For this study, we have chosen an architecture that resembles the DASH
multiprocessor [54], a large-scale cache-coherent
machine that has been built at Stanford. Figure shows the
high-level organization of the simulated architecture. The architecture
consists of several processing nodes connected through a low-latency
scalable interconnection network. Physical memory is distributed among the
nodes. Cache coherence is maintained using an invalidating, distributed
directory-based protocol. For each memory block, the directory keeps track
of remote nodes caching it. When a write occurs, point-to-point messages
are sent to invalidate remote copies of the block. Acknowledgment messages
are used to inform the originating processing node when an invalidation has
been completed.
We use the actual parameters from the DASH prototype wherever possible, but
have removed some of the limitations that were imposed on the DASH
prototype due to design effort constraints. Figure also
shows the organization of the processor environment we assume for this
study. Each node in the system contains a 33MHz MIPS R3000/R3010 processor
connected to a 64 Kbyte write-through primary data cache. The write-through
cache enables processors to do single-cycle write operations. The
first-level data cache interfaces to a 256 Kbyte second-level write-back
cache. The interface includes read and write buffers. The write buffer is
16 entries deep. Reads can bypass writes in the write buffer if the memory
consistency model allows this. Both the first and second level caches are
lockup-free [45], direct-mapped, and use 16 byte lines. The
bus bandwidth of the node bus is 133 Mbytes/sec, and the peak network
bandwidth is approximately 120 Mbytes/sec into and 120 Mbytes/sec out of
each node.
The latency of a memory access in the simulated architecture depends on
where in the memory hierarchy the access is serviced.

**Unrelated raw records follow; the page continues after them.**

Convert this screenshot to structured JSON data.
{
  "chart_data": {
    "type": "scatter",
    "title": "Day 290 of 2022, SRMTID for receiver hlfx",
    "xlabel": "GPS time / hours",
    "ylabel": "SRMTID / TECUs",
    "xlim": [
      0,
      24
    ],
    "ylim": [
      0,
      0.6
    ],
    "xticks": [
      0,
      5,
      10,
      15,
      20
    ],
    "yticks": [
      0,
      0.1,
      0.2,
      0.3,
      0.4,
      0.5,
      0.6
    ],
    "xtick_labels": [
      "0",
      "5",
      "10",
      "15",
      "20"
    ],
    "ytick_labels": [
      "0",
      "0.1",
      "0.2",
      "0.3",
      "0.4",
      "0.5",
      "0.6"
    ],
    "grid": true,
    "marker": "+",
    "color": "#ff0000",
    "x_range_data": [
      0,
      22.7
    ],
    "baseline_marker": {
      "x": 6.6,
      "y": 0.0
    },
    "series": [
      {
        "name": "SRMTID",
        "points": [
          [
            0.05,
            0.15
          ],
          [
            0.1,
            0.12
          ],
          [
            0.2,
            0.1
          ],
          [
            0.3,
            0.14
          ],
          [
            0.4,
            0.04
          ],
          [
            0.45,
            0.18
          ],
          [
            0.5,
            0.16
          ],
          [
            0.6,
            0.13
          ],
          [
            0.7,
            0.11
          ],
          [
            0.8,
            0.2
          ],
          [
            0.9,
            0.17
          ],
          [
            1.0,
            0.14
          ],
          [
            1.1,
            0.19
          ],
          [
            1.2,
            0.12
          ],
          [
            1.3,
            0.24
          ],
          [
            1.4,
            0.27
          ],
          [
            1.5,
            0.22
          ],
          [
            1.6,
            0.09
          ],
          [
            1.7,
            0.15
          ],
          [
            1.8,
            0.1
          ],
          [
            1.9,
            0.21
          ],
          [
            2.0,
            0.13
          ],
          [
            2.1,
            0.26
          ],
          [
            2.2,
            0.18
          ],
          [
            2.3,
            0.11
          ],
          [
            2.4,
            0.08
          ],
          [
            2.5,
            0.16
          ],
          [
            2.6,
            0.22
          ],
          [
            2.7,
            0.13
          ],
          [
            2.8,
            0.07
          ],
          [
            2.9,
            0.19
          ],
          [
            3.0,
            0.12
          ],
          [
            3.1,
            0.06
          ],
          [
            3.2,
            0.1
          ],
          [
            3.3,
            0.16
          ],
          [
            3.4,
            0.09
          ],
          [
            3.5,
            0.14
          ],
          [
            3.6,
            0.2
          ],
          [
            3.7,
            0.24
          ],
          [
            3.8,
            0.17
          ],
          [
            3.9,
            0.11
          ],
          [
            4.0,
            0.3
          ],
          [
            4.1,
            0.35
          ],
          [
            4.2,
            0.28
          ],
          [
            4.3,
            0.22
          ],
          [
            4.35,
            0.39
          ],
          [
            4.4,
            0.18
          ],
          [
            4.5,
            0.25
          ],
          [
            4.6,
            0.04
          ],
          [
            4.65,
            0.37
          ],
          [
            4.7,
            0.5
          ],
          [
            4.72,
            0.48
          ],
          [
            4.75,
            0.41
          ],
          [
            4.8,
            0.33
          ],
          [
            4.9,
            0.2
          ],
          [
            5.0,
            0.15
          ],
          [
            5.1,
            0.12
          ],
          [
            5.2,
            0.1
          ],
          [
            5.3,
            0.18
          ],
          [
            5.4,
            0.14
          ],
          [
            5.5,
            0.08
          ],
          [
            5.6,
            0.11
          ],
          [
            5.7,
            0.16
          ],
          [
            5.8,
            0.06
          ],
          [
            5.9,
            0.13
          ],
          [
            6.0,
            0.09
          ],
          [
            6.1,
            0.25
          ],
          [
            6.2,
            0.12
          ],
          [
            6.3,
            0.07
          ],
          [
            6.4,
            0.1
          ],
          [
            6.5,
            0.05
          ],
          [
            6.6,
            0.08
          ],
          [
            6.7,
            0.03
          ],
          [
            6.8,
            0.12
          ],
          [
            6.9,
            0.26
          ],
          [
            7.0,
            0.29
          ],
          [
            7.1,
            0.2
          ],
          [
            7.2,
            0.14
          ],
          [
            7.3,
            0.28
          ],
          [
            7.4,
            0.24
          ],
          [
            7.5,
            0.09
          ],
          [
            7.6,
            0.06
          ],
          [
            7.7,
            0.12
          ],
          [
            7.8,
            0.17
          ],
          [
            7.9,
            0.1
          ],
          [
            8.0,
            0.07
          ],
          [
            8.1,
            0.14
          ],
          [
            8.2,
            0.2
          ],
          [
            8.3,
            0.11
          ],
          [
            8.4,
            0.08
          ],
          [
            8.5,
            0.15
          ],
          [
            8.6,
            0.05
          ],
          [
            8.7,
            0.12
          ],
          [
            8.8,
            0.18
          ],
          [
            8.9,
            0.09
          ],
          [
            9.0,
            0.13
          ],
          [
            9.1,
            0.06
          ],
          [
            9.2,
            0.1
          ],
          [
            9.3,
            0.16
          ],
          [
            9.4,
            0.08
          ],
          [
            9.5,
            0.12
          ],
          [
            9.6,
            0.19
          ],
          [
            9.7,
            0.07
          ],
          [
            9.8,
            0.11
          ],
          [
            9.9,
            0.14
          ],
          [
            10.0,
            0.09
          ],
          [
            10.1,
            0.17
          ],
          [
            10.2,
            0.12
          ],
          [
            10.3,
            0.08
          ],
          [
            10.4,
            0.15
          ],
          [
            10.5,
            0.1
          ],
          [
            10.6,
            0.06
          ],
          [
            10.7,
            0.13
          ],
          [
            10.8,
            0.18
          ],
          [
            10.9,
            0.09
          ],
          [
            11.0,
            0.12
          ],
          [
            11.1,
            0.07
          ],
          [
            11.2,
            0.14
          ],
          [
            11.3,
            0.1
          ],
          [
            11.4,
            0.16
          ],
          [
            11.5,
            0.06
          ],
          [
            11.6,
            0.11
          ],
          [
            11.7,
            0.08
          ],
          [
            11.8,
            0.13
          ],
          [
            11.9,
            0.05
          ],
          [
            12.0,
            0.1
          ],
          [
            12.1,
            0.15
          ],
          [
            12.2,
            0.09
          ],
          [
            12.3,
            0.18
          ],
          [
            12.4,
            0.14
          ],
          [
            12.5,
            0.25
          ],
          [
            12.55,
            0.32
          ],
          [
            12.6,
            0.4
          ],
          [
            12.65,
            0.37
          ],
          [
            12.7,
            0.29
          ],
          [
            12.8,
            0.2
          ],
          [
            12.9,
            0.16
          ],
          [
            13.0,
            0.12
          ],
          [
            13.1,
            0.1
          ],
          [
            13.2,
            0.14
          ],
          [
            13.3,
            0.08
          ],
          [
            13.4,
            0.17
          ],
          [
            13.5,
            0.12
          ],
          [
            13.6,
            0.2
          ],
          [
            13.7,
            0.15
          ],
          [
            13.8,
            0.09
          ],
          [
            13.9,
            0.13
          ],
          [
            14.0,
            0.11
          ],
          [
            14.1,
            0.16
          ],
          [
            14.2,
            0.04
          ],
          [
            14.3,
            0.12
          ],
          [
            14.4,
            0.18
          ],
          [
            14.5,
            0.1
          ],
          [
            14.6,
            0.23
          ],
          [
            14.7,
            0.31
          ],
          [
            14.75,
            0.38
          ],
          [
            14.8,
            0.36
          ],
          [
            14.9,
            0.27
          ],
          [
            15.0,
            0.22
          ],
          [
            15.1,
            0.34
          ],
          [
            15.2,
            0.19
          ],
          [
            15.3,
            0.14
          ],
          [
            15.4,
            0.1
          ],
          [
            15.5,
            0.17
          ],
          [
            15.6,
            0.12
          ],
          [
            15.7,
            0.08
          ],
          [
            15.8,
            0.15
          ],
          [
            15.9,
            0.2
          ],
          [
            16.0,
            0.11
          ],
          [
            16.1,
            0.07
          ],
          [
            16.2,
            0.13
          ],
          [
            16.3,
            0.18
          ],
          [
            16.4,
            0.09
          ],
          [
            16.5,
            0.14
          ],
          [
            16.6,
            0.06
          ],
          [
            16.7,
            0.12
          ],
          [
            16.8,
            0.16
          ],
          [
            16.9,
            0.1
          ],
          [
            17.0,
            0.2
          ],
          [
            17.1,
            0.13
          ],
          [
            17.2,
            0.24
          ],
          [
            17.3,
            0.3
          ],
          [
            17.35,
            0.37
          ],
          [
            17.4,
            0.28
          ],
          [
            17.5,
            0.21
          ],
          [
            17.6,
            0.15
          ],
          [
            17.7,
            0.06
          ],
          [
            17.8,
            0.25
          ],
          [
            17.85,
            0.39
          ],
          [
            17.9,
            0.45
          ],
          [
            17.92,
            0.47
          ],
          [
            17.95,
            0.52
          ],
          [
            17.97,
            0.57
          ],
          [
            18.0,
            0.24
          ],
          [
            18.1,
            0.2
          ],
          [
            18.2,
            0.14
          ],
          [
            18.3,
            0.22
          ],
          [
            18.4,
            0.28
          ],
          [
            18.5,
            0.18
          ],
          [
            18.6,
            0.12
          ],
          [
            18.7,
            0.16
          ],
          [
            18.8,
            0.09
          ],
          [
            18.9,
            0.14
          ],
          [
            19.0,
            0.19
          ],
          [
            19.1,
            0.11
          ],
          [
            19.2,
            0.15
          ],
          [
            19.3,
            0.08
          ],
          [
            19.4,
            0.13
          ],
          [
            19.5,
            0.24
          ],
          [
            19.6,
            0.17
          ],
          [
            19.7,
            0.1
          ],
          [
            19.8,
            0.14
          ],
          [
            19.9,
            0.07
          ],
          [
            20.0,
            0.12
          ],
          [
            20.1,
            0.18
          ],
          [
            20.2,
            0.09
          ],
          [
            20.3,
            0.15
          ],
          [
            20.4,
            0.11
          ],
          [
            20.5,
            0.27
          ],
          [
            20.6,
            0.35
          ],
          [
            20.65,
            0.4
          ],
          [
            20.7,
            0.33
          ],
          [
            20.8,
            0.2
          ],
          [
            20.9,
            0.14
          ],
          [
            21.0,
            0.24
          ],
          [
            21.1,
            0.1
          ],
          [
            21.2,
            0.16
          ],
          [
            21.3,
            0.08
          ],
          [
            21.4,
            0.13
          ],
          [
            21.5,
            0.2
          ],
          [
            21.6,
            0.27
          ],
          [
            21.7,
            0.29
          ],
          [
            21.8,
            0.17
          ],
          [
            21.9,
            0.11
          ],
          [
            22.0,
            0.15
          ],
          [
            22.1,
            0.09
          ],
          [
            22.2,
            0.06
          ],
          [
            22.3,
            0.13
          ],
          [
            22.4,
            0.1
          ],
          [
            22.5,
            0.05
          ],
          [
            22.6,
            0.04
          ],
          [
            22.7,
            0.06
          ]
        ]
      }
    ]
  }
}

Table shows the latency for servicing an access at
different levels of the hierarchy, in the absence of contention (the
simulations done in this study do model contention, however). The following
naming convention is used for describing the memory hierarchy. The local node is the node that contains the processor originating a given
request, while the home node is the node that contains the main
memory and directory for the given physical memory address. A remote
node is any other node. The latency shown for writes is the time for
retiring the request from the write buffer. This latency is the time for
acquiring exclusive ownership of the line, which does not necessarily
include the time for receiving acknowledgment messages from invalidations,
since the release consistency model is used [27].